Extra trees, gradient boosting, and the combination of AdaBoost and extra trees regression perform very similarly in terms of accuracy. If an adaptive ML solution is desired, the training time could play a critical role, but for the scope of this work all three highlighted models will be further evaluated with live data in the tryout stage (section 3.5).
For the monitoring system, the pressure drop time series will be classified based on the 20 second forecast window and the measurements from the last 10 seconds to determine the current operating state of the distillation column, i.e. flooding or not flooding. Therefore, the historical pressure drop data is preprocessed as described in section 3.1 with a window size of 30 seconds and used to identify meaningful clusters (k-means clustering) and label the data. As this method is distance based, a prior scaling of the data is performed. The time series features trend and level are determined from the slope of a linear fit and the median of the 30 second windows, respectively. Additionally, the data is filtered for positive slopes and medians above 80 Pa as flooding is only observed for increasing pressure drop trends and high pressure drop levels.

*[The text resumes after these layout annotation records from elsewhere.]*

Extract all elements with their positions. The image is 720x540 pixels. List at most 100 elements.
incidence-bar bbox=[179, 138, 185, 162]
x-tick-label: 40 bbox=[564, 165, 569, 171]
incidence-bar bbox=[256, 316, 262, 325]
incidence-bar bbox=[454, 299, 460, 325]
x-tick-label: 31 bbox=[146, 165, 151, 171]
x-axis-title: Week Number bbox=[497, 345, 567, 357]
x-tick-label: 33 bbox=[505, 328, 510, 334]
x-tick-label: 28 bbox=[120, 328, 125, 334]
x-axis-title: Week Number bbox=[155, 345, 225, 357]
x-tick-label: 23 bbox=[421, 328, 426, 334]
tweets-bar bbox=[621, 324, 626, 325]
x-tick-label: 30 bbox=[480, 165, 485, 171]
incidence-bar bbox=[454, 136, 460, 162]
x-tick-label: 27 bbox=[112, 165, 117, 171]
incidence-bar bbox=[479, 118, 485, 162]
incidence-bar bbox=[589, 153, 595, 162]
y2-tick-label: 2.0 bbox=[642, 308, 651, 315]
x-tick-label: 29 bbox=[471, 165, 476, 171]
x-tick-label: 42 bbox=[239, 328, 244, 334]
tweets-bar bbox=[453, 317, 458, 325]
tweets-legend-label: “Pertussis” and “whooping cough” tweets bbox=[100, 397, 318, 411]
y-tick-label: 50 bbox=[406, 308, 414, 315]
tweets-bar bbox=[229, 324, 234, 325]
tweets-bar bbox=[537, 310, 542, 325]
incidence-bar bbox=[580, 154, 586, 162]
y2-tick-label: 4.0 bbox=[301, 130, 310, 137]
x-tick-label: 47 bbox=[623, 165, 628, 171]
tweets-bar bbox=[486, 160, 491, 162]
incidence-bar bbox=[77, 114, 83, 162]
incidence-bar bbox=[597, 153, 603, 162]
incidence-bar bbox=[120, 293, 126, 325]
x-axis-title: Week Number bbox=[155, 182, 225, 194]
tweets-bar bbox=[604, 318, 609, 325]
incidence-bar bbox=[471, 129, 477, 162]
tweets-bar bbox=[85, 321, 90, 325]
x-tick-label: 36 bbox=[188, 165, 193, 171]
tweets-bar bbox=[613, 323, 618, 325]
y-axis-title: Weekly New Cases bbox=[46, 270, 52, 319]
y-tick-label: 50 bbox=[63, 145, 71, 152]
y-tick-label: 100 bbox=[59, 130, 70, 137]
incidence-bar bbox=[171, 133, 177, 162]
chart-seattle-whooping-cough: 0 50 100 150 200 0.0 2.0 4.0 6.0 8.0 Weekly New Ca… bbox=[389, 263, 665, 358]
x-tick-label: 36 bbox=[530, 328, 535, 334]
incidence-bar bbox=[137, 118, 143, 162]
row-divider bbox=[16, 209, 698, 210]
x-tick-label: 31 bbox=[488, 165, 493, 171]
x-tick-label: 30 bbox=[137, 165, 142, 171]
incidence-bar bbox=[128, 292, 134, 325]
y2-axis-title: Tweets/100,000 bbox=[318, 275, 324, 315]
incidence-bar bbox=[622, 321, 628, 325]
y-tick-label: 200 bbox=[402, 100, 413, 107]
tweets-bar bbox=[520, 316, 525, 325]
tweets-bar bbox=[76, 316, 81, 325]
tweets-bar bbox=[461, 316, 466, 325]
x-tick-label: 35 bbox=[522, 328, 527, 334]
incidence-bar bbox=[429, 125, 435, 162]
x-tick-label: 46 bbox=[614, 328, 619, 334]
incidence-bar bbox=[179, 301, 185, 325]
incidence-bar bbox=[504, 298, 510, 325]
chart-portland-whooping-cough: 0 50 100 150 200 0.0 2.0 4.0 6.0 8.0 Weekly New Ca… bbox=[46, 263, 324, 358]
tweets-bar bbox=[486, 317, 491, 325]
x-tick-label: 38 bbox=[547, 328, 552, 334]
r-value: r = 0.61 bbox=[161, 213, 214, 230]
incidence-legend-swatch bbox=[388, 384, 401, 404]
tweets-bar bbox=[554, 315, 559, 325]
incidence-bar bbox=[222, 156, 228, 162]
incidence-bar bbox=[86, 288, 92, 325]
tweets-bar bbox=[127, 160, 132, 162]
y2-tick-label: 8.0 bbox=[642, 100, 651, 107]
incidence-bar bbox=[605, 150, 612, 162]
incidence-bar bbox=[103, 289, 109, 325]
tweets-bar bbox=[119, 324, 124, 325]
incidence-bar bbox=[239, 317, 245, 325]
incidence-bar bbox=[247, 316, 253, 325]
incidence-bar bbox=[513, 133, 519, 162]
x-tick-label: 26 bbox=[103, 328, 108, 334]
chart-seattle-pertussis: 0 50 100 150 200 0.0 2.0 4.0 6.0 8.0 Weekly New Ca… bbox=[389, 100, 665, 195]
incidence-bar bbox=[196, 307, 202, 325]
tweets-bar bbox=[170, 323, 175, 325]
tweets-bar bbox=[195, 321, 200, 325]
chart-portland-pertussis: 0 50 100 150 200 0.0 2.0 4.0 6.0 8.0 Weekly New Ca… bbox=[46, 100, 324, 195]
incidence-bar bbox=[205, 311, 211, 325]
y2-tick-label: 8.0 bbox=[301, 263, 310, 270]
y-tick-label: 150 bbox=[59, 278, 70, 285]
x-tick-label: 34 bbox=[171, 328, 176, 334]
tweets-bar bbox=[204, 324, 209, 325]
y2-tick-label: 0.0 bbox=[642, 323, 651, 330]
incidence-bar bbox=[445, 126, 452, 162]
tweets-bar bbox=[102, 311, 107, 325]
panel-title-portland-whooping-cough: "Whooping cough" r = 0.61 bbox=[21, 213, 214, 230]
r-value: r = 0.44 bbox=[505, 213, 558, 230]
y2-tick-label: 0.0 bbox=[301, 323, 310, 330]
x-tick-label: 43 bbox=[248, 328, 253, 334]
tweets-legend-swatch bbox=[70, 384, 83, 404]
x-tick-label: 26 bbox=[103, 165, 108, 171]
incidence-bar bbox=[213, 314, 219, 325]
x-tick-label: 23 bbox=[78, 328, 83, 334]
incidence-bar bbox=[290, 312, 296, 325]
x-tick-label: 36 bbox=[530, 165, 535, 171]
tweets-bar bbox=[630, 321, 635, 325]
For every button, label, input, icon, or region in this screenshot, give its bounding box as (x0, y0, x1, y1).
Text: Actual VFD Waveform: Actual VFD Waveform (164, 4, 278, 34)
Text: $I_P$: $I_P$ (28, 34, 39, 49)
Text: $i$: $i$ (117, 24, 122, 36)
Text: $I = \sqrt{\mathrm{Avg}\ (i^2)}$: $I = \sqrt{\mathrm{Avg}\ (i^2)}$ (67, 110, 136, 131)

In order to identify an appropriate number of clusters, the elbow method is applied . For this method, the k-means clustering algorithm is executed with a varying number of clusters, which are plotted against the inertia, i.e. the sum of squared distances of samples to their closest cluster center. Adding additional cluster centers after there are already enough clusters to describe the data, lead to a smaller change in inertia and a characteristic kink (elbow) is observed in the plot (Figure 5, left hand side). For the presented data this elbow is found at 5 clusters. In Figure 5 (right hand side) the data and cluster centers are visualized by a median against slope plot. Most of the data lies around a slope of 0, as it is the desired stable operating state. The blue and green (far right-hand side) clusters describe operating states, where the pressure drop is increasing and the column might flood soon. For the implementation with live data a warning will be displayed, if those conditions are observed. The remaining clusters will indicate normal operating behavior. Note that the data was transformed back to the original values for the visualization, but scaled data was used for the clustering process.